The breathtaking inanity of Eugenie Scott
I don't have to address that as a philosophical question, I can address that as an empirical question. It's obvious that it is. Because there are many people who are scientists who are also people of faith. There are many theologians whose life it is, whose job it is to think about religious issues, who are enthusiastic accepters and supporters of science and who are excited by the things scientists discover. So it's empirically obvious that there's no necessary conflict between science and religion.
So she said that "it's obvious" that science (here mainly meaning "evolution") and religion are compatible because some scientists and theologians say or think that the two are compatible.
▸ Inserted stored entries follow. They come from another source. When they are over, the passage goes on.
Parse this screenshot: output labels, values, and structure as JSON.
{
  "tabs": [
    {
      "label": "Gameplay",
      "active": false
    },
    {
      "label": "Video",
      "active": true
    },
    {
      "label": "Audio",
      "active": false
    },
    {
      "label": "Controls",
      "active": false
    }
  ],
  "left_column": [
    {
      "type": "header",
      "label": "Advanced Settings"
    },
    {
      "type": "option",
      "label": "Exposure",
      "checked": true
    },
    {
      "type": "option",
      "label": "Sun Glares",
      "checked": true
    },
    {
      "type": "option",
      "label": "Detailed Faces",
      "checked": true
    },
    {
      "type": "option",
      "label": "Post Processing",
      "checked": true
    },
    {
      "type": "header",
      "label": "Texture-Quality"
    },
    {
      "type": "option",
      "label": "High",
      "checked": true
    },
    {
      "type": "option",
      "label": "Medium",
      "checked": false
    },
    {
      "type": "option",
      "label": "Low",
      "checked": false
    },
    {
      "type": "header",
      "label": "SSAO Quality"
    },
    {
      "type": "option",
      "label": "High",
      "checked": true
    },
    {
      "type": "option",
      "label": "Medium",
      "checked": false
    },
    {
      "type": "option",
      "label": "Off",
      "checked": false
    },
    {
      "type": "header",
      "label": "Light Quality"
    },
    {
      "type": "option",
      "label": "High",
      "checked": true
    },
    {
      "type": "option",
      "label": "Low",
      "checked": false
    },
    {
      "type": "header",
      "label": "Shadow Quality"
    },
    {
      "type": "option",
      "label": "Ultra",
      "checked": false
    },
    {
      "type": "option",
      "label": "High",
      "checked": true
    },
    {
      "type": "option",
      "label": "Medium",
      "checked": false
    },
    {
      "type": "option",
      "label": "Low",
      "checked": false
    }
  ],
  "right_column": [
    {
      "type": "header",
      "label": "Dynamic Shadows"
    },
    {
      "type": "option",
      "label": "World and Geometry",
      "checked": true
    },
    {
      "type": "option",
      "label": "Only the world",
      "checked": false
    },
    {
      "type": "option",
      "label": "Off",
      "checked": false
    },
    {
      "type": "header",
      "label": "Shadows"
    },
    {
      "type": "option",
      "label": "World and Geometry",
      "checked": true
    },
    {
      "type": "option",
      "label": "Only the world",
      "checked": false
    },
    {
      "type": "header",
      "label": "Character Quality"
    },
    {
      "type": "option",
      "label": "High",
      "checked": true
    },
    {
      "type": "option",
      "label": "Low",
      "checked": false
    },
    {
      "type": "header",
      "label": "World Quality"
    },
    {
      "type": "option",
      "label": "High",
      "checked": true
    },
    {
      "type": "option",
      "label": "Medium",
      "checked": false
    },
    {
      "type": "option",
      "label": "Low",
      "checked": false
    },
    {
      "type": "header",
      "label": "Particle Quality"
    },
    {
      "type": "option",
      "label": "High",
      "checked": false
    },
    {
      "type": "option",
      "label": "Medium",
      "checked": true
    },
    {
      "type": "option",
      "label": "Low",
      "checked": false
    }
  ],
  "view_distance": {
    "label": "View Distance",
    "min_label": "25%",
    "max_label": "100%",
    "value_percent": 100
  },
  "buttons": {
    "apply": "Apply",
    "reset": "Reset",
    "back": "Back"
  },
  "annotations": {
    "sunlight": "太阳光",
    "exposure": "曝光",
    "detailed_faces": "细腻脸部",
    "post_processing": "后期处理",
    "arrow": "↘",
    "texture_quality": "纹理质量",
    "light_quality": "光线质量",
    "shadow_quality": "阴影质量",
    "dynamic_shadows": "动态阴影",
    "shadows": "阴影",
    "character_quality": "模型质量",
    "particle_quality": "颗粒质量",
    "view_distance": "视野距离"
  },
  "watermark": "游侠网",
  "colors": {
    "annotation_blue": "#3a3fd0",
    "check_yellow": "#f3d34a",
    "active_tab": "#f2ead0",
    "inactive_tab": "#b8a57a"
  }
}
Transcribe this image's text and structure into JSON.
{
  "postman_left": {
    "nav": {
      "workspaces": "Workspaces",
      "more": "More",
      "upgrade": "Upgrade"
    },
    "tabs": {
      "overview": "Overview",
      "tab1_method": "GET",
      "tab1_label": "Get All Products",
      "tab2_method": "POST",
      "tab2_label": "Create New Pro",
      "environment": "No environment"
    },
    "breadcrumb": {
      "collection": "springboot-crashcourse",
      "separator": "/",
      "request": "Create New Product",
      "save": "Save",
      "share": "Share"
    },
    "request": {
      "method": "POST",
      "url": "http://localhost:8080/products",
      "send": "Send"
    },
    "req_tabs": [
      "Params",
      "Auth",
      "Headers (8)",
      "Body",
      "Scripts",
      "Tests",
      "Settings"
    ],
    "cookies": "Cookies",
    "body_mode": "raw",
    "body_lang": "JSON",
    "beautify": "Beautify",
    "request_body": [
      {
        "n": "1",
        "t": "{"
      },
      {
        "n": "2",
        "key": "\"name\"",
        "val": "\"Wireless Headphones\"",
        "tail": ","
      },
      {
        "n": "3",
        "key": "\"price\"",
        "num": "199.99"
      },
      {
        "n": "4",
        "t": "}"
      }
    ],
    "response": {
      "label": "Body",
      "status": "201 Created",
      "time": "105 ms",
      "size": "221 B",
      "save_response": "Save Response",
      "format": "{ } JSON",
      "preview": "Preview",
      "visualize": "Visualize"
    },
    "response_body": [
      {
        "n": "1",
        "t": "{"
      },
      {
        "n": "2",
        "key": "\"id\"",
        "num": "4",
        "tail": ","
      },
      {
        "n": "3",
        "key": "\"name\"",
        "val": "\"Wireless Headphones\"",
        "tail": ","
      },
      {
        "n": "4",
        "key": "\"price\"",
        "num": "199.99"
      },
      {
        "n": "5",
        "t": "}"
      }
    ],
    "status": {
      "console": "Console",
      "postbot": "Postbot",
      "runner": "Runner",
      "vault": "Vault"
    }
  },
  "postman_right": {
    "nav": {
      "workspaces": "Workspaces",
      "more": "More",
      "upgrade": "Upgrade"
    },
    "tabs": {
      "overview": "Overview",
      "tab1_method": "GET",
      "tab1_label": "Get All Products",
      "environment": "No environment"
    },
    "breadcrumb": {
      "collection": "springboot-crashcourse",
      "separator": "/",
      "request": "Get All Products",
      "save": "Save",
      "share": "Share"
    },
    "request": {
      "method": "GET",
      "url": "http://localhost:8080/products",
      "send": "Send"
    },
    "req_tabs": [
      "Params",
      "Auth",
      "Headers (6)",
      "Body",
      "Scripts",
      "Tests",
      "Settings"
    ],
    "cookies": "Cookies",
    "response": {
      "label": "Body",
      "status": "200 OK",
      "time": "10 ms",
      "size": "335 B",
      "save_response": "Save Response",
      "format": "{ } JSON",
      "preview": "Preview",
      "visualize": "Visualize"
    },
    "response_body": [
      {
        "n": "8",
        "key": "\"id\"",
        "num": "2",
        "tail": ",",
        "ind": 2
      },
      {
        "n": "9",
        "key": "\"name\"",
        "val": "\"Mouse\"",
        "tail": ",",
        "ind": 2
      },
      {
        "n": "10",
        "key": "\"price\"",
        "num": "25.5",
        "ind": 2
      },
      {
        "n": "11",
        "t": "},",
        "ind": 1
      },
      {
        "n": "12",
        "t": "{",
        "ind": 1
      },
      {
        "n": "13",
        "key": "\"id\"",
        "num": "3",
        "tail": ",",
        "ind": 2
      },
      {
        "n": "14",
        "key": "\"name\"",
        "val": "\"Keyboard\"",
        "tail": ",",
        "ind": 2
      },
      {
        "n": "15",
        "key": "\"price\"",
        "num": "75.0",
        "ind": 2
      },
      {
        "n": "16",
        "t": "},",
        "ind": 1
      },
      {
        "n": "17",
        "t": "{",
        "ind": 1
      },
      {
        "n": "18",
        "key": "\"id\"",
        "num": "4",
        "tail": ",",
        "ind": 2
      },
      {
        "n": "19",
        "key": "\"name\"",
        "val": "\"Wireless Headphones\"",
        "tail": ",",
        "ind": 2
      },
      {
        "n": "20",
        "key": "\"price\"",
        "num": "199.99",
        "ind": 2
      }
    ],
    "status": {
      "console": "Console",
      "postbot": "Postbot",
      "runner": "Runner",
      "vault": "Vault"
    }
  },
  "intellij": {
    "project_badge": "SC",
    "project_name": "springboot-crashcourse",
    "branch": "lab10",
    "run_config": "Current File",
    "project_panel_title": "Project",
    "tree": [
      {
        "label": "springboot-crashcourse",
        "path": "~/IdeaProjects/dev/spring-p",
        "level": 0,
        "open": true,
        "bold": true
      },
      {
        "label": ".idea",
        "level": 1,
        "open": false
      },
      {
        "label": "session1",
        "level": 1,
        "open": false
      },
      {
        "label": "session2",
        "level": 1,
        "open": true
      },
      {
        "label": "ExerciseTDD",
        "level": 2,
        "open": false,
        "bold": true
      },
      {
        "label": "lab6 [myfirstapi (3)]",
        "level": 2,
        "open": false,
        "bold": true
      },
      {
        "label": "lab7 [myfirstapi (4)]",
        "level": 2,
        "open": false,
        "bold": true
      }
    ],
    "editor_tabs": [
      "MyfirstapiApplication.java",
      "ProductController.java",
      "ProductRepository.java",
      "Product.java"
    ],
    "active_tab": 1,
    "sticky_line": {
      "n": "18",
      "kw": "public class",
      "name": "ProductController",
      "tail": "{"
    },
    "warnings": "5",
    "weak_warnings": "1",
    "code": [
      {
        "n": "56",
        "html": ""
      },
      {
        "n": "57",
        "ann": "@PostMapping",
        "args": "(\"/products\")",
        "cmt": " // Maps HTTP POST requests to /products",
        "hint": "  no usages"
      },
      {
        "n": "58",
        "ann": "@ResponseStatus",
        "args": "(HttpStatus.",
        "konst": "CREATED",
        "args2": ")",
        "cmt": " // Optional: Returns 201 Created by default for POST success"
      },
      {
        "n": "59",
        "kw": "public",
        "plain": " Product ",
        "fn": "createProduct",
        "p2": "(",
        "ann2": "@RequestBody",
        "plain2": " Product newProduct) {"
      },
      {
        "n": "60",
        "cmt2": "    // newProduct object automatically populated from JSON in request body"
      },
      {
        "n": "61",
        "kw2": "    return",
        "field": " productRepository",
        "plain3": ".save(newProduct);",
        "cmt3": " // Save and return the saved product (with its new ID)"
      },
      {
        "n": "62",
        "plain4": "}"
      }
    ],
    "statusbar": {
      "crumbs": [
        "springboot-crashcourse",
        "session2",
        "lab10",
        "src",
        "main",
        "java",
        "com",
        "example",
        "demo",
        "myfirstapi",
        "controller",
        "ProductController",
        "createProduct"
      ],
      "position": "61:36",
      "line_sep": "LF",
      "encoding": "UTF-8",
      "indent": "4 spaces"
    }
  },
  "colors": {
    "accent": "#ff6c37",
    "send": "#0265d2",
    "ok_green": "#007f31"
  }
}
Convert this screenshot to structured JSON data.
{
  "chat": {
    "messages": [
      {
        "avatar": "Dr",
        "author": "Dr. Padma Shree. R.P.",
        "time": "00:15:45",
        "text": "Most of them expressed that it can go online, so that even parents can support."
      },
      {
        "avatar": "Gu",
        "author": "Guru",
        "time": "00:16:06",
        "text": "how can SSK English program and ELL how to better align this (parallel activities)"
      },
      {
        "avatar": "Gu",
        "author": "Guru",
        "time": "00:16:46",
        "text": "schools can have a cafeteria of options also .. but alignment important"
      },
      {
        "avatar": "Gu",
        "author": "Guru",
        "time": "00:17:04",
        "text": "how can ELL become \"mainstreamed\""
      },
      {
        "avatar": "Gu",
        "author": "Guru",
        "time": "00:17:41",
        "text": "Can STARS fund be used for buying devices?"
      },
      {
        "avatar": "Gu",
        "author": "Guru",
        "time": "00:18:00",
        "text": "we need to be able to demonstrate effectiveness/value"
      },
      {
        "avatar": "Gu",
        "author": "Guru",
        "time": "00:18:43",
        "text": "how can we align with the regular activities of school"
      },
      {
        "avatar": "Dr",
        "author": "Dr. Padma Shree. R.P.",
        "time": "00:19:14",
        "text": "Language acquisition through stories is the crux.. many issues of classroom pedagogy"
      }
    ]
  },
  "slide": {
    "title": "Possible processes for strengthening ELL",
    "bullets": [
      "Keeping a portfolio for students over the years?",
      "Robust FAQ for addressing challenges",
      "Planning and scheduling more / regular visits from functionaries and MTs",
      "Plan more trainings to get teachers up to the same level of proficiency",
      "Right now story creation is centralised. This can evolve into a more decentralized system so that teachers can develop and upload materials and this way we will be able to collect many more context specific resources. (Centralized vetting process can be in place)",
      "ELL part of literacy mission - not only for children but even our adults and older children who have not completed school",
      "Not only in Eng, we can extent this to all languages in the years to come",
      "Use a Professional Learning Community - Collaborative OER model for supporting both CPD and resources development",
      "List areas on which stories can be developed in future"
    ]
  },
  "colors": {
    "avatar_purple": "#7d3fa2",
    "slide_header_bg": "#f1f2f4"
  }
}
What an idiot.
The National Center for Science Education presents a completely one-sided view of the evolution vs. religion controversy. The NCSE ignores or denies the existence of (1) Darwin-doubting that is based on science instead of religion and (2) people and religious organizations that believe that evolution and religion are not compatible. The NCSE is so one-sided on this issue of evolution and religion that the Univ. of Calif. Berkeley was sued -- in Caldwell v. Caldwell -- for allegedly violating the Constitution's establishment clause by posting an evolution-education website that linked to the NCSE website (the case was dismissed on the phony grounds that the plaintiff -- a parent of a student in the public schools -- lacked standing to sue).